Pension freedoms are powerful, but the challenge is making good decisions which meet your goals with so many variables. The ‘science’ of de-accumulation is very young and there is a huge need for tools which help customers and advisers engage with, build and test plans.

Is it likely that financial planners and institutions using apps (perhaps with data input by the customer prior to meeting) to discuss the risks and benefits of different approaches with engaging graphics and encouraging ‘nudges’ combined with insights based on ‘other people like you’ could make a difference?

Yes, they already are! Over 1,000 planners downloaded our latest iPad app in 10 days to have exactly this kind of interaction. The feedback has been overwhelmingly positive.

I love Uber cabs. They are convenient, I get a named and rated driver and I also get to track my journey and expenses. The combination of app based technology with human delivery is very powerful.

Think about how the cost and risk to serve customers with financial planning comes down when the client has done some of the work already, an institutional quality asset and risk model forms the backbone of your suitability analysis, and financial planning rules reflecting good science actually assist your customer interaction.
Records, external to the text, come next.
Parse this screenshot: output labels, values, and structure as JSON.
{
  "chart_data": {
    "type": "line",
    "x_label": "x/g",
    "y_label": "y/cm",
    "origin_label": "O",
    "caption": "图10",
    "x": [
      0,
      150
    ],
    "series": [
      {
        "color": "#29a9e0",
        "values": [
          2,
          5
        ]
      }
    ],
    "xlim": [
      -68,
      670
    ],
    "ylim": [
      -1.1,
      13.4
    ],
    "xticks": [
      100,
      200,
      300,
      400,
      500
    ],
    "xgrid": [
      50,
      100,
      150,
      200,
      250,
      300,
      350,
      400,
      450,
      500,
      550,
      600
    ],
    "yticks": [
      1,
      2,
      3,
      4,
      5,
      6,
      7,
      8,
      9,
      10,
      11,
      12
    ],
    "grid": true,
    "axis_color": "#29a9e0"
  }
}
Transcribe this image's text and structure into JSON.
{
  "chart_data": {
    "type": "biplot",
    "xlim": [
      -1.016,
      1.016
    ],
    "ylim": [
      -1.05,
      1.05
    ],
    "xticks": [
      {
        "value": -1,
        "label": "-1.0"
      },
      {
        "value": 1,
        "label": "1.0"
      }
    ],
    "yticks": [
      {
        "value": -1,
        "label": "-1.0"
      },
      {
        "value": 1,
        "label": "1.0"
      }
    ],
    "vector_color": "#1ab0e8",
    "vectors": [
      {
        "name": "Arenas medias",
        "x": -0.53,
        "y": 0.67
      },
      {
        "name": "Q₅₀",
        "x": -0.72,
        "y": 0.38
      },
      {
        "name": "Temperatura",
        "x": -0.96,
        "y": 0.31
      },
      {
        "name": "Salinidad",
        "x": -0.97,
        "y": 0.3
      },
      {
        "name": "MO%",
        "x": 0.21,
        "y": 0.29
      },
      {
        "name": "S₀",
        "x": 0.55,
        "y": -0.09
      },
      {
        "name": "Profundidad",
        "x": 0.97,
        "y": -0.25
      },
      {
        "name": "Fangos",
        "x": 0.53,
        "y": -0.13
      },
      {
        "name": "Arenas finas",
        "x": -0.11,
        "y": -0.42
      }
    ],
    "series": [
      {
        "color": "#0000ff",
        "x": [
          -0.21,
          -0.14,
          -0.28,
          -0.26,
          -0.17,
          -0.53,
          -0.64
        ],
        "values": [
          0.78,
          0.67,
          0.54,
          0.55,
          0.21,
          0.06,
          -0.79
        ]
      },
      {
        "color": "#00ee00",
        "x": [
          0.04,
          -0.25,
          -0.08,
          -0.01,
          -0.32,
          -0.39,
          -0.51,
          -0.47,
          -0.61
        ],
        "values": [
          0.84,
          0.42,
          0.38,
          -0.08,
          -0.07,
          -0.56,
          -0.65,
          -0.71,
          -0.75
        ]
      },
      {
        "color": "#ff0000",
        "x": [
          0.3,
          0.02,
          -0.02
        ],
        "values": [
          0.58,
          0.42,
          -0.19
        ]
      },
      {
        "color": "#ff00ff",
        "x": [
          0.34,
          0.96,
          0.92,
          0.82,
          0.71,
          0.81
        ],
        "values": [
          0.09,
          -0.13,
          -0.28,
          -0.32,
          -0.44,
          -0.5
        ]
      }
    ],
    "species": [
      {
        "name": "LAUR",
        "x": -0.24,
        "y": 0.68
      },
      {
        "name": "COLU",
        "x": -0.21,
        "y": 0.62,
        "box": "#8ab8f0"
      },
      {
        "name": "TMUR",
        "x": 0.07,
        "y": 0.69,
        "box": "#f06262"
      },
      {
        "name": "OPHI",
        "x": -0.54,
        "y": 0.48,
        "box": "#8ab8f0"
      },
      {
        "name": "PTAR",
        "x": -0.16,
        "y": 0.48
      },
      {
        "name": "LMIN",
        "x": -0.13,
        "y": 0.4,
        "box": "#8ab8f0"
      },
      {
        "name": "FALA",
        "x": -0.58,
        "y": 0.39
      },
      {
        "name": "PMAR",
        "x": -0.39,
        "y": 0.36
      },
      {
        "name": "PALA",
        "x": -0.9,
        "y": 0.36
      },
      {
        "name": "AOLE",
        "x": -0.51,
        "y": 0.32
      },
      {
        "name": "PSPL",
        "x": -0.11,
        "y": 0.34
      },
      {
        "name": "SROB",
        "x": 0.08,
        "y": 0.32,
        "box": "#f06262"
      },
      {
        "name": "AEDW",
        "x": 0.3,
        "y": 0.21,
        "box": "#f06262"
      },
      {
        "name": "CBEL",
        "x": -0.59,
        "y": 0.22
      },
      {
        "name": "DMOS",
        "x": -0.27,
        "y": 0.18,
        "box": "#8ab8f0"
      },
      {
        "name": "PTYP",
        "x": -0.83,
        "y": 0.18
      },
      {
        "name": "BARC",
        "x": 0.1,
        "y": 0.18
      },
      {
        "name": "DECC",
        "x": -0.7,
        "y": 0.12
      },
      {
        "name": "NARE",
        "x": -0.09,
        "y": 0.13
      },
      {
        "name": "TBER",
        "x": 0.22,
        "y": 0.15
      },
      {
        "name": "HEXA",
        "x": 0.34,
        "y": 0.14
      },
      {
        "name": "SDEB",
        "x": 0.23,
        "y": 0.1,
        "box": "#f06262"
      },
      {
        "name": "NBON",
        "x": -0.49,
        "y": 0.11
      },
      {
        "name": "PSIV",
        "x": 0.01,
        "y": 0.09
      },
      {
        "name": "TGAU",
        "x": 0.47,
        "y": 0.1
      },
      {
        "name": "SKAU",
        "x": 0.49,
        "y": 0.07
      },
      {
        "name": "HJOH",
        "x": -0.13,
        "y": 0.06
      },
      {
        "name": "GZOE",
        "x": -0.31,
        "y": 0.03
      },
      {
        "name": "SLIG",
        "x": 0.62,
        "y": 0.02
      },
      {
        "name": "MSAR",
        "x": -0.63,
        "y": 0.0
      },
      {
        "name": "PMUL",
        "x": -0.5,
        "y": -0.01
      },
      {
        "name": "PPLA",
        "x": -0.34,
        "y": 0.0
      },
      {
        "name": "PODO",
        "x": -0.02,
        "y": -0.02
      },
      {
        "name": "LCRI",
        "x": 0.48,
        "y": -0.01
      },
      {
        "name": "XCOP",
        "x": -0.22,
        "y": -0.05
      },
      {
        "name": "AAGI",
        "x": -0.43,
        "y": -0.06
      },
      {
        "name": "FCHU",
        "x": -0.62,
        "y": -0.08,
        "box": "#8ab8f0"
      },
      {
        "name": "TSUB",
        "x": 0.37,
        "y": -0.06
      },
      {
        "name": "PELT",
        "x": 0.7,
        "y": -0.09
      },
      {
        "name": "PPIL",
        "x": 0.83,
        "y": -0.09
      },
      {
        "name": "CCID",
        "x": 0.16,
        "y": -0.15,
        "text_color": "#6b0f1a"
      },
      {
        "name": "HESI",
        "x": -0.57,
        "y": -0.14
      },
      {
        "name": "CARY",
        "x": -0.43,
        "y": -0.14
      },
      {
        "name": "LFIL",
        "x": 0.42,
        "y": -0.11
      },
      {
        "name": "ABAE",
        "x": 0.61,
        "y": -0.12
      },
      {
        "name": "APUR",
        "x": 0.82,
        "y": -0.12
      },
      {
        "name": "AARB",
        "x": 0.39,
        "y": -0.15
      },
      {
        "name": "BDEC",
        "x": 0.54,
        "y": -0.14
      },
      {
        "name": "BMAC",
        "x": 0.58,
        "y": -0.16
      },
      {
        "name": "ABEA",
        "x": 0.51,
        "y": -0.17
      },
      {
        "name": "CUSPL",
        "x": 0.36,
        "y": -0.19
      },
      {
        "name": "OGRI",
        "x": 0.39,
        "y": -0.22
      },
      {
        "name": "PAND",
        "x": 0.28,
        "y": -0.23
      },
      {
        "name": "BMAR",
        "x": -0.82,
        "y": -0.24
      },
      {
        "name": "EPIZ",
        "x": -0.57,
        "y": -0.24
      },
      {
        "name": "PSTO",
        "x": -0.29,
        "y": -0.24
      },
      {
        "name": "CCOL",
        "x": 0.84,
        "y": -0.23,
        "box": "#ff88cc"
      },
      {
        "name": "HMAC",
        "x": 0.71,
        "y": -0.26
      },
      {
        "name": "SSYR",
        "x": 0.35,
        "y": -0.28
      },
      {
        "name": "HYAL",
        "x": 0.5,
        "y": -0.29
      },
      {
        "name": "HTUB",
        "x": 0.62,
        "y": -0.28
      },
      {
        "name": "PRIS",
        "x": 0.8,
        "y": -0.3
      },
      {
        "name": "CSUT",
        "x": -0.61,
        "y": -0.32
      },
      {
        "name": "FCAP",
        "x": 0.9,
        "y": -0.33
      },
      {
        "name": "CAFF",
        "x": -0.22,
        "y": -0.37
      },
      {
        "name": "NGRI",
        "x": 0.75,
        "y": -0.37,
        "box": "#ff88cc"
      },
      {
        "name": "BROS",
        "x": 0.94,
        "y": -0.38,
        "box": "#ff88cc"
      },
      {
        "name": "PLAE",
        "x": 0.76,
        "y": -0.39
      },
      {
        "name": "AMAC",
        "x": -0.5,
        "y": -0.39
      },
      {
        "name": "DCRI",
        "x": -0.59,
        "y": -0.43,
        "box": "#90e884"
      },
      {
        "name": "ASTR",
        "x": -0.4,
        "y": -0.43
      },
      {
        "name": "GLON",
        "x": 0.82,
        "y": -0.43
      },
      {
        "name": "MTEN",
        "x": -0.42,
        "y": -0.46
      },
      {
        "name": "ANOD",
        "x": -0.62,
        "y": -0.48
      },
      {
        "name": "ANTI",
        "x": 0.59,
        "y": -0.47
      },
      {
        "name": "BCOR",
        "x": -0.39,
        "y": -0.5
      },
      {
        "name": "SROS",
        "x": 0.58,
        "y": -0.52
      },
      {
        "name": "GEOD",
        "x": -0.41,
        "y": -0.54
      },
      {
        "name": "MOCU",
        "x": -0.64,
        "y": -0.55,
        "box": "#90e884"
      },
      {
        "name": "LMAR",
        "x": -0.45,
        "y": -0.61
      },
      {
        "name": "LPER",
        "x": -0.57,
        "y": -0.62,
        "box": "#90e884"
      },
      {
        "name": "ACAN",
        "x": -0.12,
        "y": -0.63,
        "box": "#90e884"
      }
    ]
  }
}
Good planners then overlay two things: 1. Empathetic consultation, and 2. Judgment. That’s why when you look at the trust consumers place in financial advisers versus other financial services companies, advisers are runaway leaders.

The combination of financial planning technology in support of the planner is powerful, so freeing up the industry to adopt it is the biggest thing the regulator and government can do to make a dent in the advice gap any time soon.

Ben Goss is the chief executive of Distribution Technology.